At a Beijing summit delayed since late last year while European leaders have grappled for solutions to the two-year-old crisis, Chinese Premier Wen Jiabao reiterated supportive sentiments.
“China is ready to increase its participation in resolving the European debt problems. We are willing to conduct close communication and cooperation with the EU side,” Wen said.
Speaking at the same venue as European Council President Herman Van Rompuy and European Commission President Jose Manuel Barroso, Wen added: “We match our words with actions.”
However, his public statements have so far stopped well short of promising to provide funds to bail out governments or buy billions of euros of new bonds.
On Monday, the head of China’s $410 billion sovereign wealth fund said Germany’s Merkel had asked it and other long-term investors to buy European government debt when she visited Beijing earlier this month, but such investments were “difficult” for long-term investors.

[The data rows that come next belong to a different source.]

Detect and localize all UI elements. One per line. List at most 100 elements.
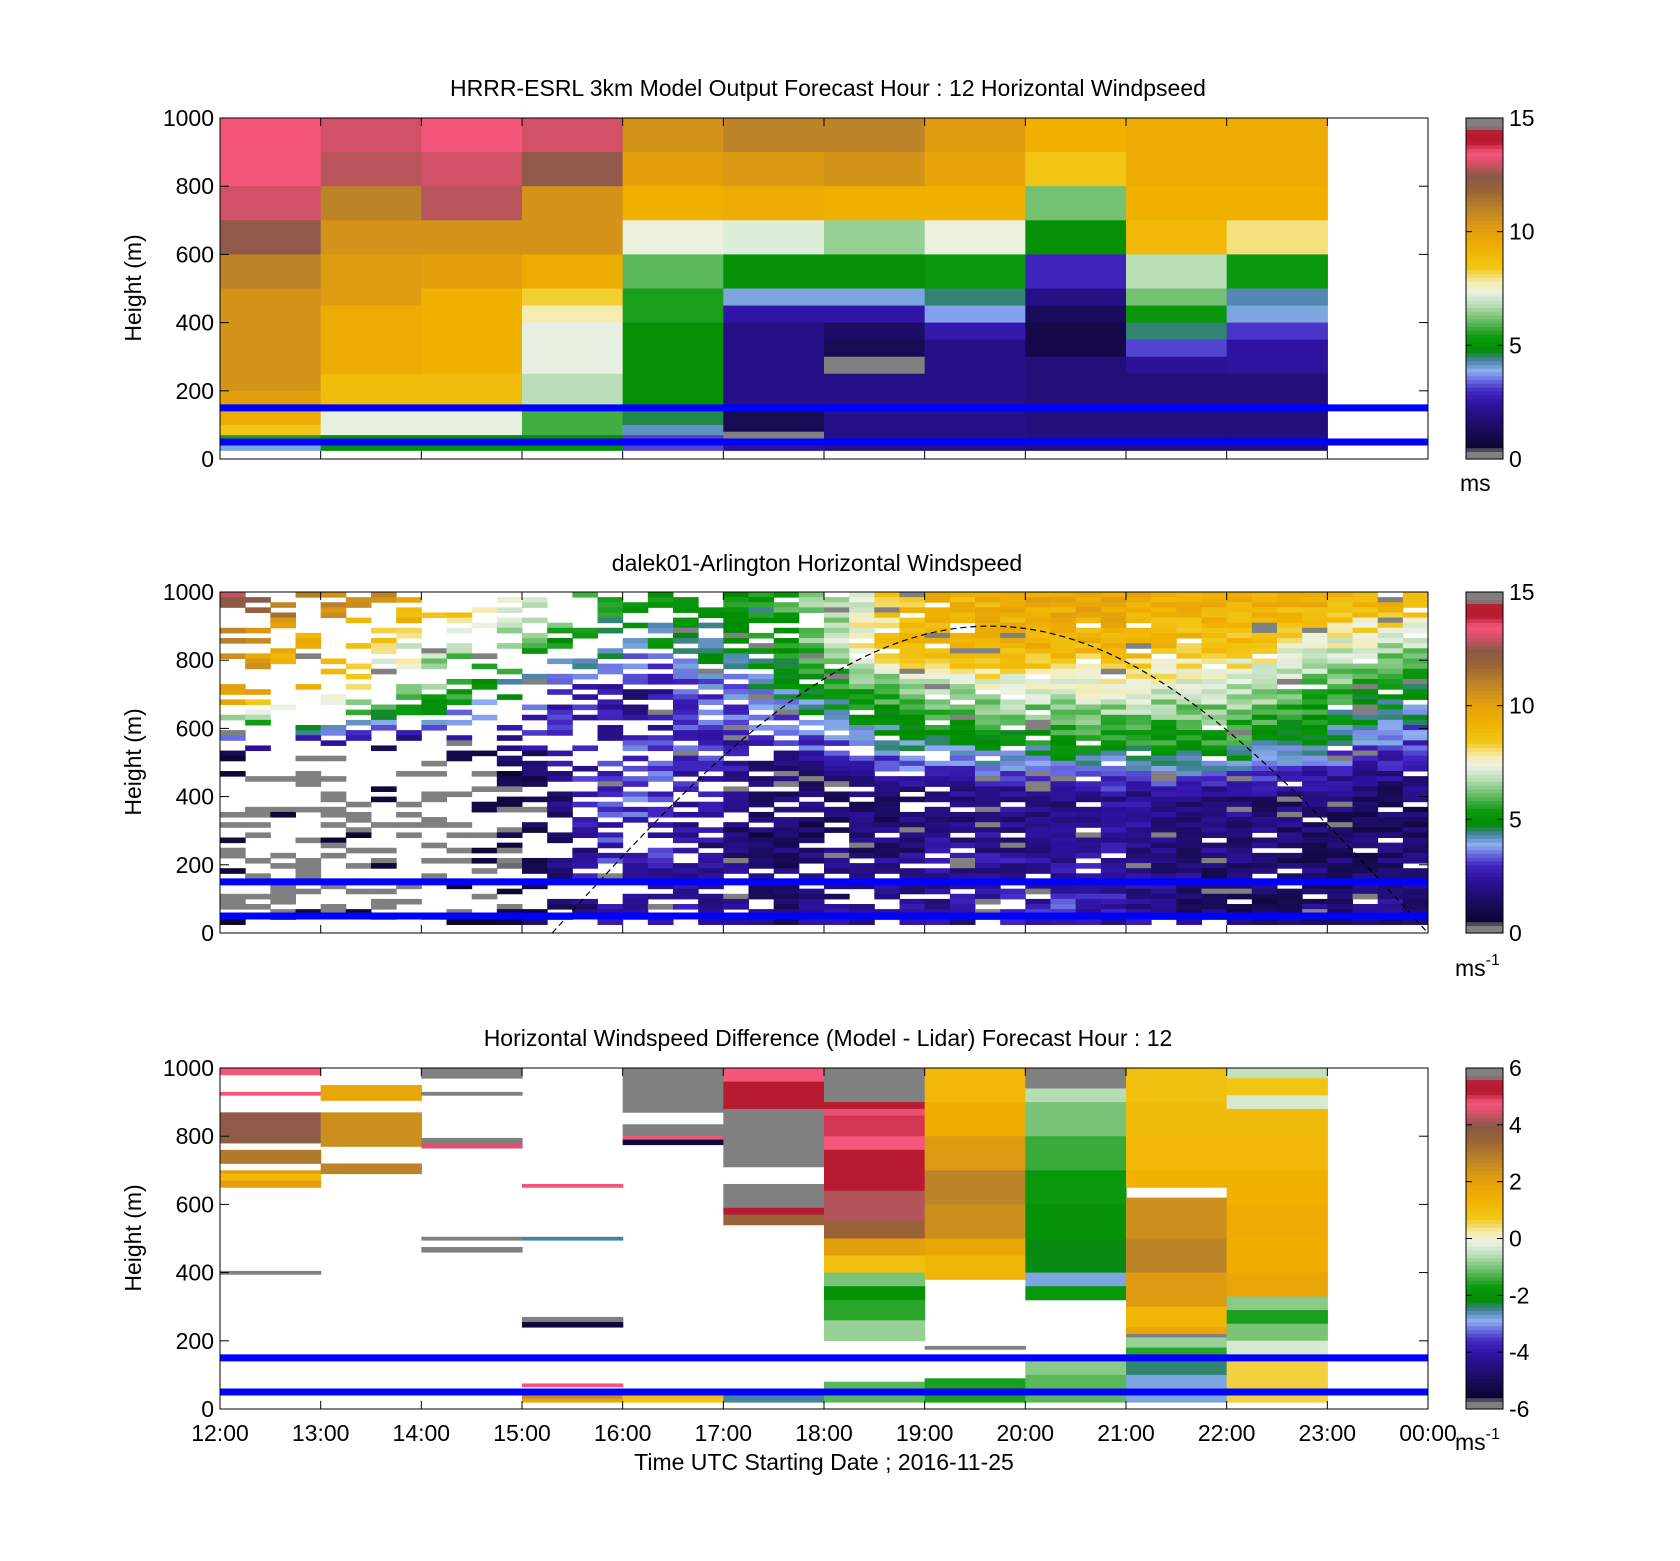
heatmap-cell bbox=[1377, 638, 1404, 644]
y-tick-label: 0 bbox=[201, 920, 214, 946]
colorbar-swatch bbox=[1466, 698, 1503, 703]
heatmap-cell bbox=[1126, 704, 1152, 711]
heatmap-cell bbox=[1126, 786, 1152, 792]
heatmap-cell bbox=[1151, 827, 1177, 833]
heatmap-cell bbox=[899, 602, 926, 608]
heatmap-cell bbox=[421, 653, 447, 659]
heatmap-cell bbox=[1176, 837, 1202, 844]
heatmap-cell bbox=[874, 909, 900, 915]
heatmap-cell bbox=[1251, 817, 1278, 823]
heatmap-cell bbox=[1075, 904, 1102, 910]
heatmap-cell bbox=[824, 776, 850, 782]
heatmap-cell bbox=[1176, 883, 1202, 890]
heatmap-cell bbox=[245, 719, 271, 726]
heatmap-cell bbox=[924, 919, 951, 925]
heatmap-cell bbox=[949, 663, 976, 670]
heatmap-cell bbox=[320, 1112, 422, 1147]
heatmap-cell bbox=[1025, 254, 1127, 289]
heatmap-cell bbox=[748, 873, 775, 879]
heatmap-cell bbox=[1327, 673, 1353, 680]
heatmap-cell bbox=[1075, 883, 1102, 890]
heatmap-cell bbox=[1100, 612, 1127, 619]
heatmap-cell bbox=[975, 873, 1001, 879]
heatmap-cell bbox=[899, 888, 926, 895]
heatmap-cell bbox=[1100, 822, 1127, 828]
heatmap-cell bbox=[1201, 873, 1228, 879]
heatmap-cell bbox=[522, 909, 548, 915]
heatmap-cell bbox=[496, 755, 523, 762]
heatmap-cell bbox=[572, 684, 598, 690]
heatmap-cell bbox=[1226, 653, 1253, 659]
heatmap-cell bbox=[773, 714, 800, 721]
heatmap-cell bbox=[320, 852, 347, 859]
heatmap-cell bbox=[1302, 694, 1328, 700]
heatmap-cell bbox=[295, 735, 322, 741]
heatmap-cell bbox=[824, 750, 850, 757]
heatmap-cell bbox=[1327, 801, 1353, 808]
heatmap-cell bbox=[949, 904, 976, 910]
heatmap-cell bbox=[773, 852, 800, 859]
heatmap-cell bbox=[1302, 857, 1328, 864]
heatmap-cell bbox=[270, 602, 296, 608]
heatmap-cell bbox=[1025, 612, 1051, 619]
heatmap-cell bbox=[572, 898, 598, 905]
colorbar-swatch bbox=[1466, 174, 1503, 180]
heatmap-cell bbox=[421, 694, 447, 700]
heatmap-cell bbox=[220, 750, 246, 757]
heatmap-cell bbox=[622, 735, 649, 741]
heatmap-cell bbox=[1000, 730, 1026, 736]
heatmap-cell bbox=[975, 602, 1001, 608]
heatmap-cell bbox=[698, 622, 724, 629]
heatmap-cell bbox=[1000, 842, 1026, 849]
heatmap-cell bbox=[622, 873, 649, 879]
heatmap-cell bbox=[748, 811, 775, 818]
heatmap-cell bbox=[975, 852, 1001, 859]
heatmap-cell bbox=[849, 827, 875, 833]
heatmap-cell bbox=[1151, 873, 1177, 879]
heatmap-cell bbox=[924, 617, 951, 624]
heatmap-cell bbox=[496, 776, 523, 782]
colorbar-swatch bbox=[1466, 303, 1503, 309]
heatmap-cell bbox=[1352, 607, 1379, 613]
heatmap-cell bbox=[446, 612, 473, 619]
colorbar-swatch bbox=[1466, 1181, 1503, 1187]
heatmap-cell bbox=[320, 904, 347, 910]
heatmap-cell bbox=[1126, 356, 1228, 375]
heatmap-cell bbox=[1151, 719, 1177, 726]
colorbar-swatch bbox=[1466, 1390, 1503, 1395]
heatmap-cell bbox=[496, 806, 523, 813]
heatmap-cell bbox=[824, 847, 850, 854]
heatmap-cell bbox=[572, 863, 598, 869]
heatmap-cell bbox=[345, 735, 372, 741]
heatmap-cell bbox=[1025, 904, 1051, 910]
heatmap-cell bbox=[924, 622, 951, 629]
heatmap-cell bbox=[975, 699, 1001, 706]
heatmap-cell bbox=[1251, 597, 1278, 603]
heatmap-cell bbox=[245, 811, 271, 818]
colorbar-swatch bbox=[1466, 1124, 1503, 1130]
heatmap-cell bbox=[849, 760, 875, 767]
heatmap-cell bbox=[522, 648, 548, 654]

Lou Jiwei, chairman of China Investment Corp, said any fresh injection of funds into Europe would be in industrial and other real assets, not government bonds.
The EU’s Van Rompuy, pursuing the euro zone’s long-running efforts to win China’s financial help, said on Tuesday: “Investors in Europe can be reassured that we have not just navigated a difficult bend, we have turned a corner.”
Greek lawmakers backed drastic cuts in wages, pensions and jobs on Sunday as the price of a 130 billion euro ($170 billion) bailout by the European Union and International Monetary Fund to avert a messy default.
But Athens was still struggling on Tuesday to wring out another 325 million euros in budget cuts to satisfy euro zone finance ministers mulling whether to sign off on a rescue package to save the country from a chaotic default.
The crisis has also forced international financial rescues for Ireland and Portugal. While the euro zone has created a 440 billion euro bailout fund, this is widely regarded as inadequate to cope with a loss of market confidence in a major debtor economy such as Italy.
Van Rompuy insisted that euro zone economic fundamentals were sound, but acknowledged more was needed to secure recovery. “We recognize that financial stability is a necessary but not a sufficient condition for economic recovery. We must do more, in particular on economic growth and on unemployment,” he said.